Ende August 2018 weigerte sich die 15-jährige schwedische Schülerin Greta Thunberg, nach den Sommerferien in die Schule zurückzukehren, und stellte sich stattdessen mit einem Schild mit der Aufschrift "Skolstrejk för klimatet" vor das Parlamentsgebäude in Stockholm. Nach drei Wochen erklärte sie unter dem Hashtag "Fridays for Future", ihren bis dahin täglichen Unterrichtsboykott freitags fortsetzen zu wollen, bis die schwedische Klimapolitik an den Zielen des 2015 geschlossenen internationalen Pariser Klimaabkommens ausgerichtet sei. Ihr Protest fand bald zahlreiche Unterstützer und Nachahmerinnen weltweit.
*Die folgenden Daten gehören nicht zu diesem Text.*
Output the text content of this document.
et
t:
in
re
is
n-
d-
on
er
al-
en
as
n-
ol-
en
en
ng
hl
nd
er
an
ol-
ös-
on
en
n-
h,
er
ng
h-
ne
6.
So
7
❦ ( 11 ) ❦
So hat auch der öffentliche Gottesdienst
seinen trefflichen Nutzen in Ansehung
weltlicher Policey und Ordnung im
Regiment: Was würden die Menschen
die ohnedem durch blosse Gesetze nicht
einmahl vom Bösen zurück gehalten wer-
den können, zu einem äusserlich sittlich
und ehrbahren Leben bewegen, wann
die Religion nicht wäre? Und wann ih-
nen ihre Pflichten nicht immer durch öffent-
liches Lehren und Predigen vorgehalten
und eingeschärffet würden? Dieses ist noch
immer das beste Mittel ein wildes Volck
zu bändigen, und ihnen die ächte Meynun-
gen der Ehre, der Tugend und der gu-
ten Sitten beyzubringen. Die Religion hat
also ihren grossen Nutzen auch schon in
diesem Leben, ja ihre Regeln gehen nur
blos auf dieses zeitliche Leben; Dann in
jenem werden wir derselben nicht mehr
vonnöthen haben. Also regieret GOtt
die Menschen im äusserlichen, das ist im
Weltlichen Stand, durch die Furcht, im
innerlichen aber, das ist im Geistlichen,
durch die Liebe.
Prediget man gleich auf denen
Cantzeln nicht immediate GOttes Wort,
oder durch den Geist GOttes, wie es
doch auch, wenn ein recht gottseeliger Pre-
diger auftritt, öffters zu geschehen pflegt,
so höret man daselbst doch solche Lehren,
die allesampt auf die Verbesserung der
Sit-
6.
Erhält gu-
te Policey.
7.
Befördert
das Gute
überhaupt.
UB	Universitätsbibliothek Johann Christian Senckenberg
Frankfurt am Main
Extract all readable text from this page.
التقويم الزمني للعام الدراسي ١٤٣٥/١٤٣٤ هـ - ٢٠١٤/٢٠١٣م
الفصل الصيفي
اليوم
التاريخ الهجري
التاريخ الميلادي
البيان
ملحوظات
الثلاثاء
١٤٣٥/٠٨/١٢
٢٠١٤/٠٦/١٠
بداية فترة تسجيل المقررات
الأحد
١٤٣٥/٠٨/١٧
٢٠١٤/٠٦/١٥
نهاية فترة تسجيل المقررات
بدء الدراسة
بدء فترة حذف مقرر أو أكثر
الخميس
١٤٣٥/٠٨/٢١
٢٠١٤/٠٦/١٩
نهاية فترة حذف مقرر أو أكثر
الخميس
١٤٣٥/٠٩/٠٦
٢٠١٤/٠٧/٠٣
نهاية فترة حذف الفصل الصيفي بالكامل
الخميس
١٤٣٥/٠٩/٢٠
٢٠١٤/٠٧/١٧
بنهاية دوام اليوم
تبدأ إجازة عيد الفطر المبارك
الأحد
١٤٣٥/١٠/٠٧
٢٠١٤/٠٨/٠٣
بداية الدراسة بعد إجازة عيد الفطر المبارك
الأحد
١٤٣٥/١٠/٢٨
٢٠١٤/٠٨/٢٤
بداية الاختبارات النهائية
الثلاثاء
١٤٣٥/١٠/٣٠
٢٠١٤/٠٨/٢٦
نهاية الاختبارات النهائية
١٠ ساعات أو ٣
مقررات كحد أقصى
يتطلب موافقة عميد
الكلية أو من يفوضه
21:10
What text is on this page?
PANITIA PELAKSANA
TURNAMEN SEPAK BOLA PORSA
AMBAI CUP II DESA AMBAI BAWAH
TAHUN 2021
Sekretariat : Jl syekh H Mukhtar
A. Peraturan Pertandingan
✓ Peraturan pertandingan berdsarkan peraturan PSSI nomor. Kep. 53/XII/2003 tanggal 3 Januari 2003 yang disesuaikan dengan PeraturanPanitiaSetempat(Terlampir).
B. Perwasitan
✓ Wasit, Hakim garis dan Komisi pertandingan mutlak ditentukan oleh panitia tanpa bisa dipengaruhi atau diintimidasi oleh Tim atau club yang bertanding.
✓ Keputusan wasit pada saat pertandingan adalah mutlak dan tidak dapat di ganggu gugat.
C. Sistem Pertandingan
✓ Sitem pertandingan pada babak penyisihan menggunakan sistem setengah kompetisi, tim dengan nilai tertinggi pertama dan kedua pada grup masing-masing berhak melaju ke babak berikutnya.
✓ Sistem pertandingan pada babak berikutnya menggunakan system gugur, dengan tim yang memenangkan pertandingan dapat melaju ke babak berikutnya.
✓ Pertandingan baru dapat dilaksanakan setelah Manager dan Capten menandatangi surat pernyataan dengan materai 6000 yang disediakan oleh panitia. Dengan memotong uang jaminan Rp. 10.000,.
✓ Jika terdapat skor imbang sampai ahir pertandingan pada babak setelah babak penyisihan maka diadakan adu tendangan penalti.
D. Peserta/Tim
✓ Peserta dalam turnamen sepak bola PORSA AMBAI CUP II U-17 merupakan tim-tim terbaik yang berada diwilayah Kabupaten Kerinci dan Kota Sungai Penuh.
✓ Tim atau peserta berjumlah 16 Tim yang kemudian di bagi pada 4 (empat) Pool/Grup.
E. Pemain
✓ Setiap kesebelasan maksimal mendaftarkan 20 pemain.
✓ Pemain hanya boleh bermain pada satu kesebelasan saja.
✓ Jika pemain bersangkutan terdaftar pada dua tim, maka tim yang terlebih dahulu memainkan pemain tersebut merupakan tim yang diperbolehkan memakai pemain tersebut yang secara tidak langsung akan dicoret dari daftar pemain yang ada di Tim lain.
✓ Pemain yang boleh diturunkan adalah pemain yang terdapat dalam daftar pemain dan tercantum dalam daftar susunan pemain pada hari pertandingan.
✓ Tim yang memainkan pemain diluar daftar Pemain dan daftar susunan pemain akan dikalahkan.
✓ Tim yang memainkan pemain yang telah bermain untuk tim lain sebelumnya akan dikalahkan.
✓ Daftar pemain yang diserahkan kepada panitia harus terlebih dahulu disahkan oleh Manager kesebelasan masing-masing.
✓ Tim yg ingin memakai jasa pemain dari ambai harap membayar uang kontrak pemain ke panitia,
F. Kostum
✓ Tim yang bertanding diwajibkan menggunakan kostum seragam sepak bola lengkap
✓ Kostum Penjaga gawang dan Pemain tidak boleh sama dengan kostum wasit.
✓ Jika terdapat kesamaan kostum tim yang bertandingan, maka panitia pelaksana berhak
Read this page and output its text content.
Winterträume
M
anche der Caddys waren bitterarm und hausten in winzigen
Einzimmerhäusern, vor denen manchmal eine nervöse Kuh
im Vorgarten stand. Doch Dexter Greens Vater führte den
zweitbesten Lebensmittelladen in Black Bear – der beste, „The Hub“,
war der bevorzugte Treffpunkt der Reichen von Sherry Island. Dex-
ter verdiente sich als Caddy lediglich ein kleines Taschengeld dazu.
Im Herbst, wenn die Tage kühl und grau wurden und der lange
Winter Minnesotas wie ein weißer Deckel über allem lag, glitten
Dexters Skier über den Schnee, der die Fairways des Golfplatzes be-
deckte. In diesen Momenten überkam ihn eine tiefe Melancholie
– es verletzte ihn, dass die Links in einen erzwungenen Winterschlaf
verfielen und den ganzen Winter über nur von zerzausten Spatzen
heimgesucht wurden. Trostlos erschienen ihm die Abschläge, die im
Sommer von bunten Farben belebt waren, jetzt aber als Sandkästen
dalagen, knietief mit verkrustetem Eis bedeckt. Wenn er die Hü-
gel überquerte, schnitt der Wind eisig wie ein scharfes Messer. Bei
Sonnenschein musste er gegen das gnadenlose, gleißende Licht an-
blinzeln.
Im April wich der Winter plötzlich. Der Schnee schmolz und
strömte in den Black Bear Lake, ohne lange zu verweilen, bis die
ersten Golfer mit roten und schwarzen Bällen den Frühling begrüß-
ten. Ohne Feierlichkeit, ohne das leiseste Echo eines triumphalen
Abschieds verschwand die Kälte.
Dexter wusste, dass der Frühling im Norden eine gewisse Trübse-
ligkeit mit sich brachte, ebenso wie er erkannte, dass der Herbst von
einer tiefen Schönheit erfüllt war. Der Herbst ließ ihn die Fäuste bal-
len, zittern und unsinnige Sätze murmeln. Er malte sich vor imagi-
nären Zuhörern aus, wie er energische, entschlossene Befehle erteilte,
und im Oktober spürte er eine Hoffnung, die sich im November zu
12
Ab Dezember 2018 fanden auch in Deutschland Schulstreiks statt.
Inzwischen ist Greta Thunberg mit dem Alternativen Nobelpreis ausgezeichnet worden und Fridays for Future eine internationale Bewegung, an deren jüngstem Aktionshöhepunkt, dem "Globalen Klimastreik" am 20. September 2019, rund vier Millionen Menschen teilnahmen, über ein Viertel davon in Deutschland. Durch die Dimension und Dynamik dieser umweltpolitischen Mobilisierung erfahren das seit Jahrzehnten bekannte Problem des menschengemachten Klimawandels und die Herausforderung, sich national wie international über geeignete Ansätze sowohl für seine Begrenzung als auch für eine Anpassung an seine Folgen zu verständigen, eine bisher unerreichte gesellschaftliche Politisierung.
Alte Fragen werden mit neuem Nachdruck diskutiert: Wie lässt sich die Reduktion klimaschädlicher CO2-Emissionen effektiv umsetzen? Welche politischen Weichenstellungen sind prioritär? Welche Rolle können marktwirtschaftliche Mechanismen beim Klimaschutz spielen? Und was tragen Verhaltensänderungen auf individueller Ebene bei? Zugleich wird die Klimadebatte selbst kritisch reflektiert. Die im öffentlichen Diskurs zur Klimafrage verbreiteten Katastrophenszenarien, Verzichtsaufforderungen und verkürzten Darstellungen von Zusammenhängen erschweren eine rationale und konsensuale Politikgestaltung.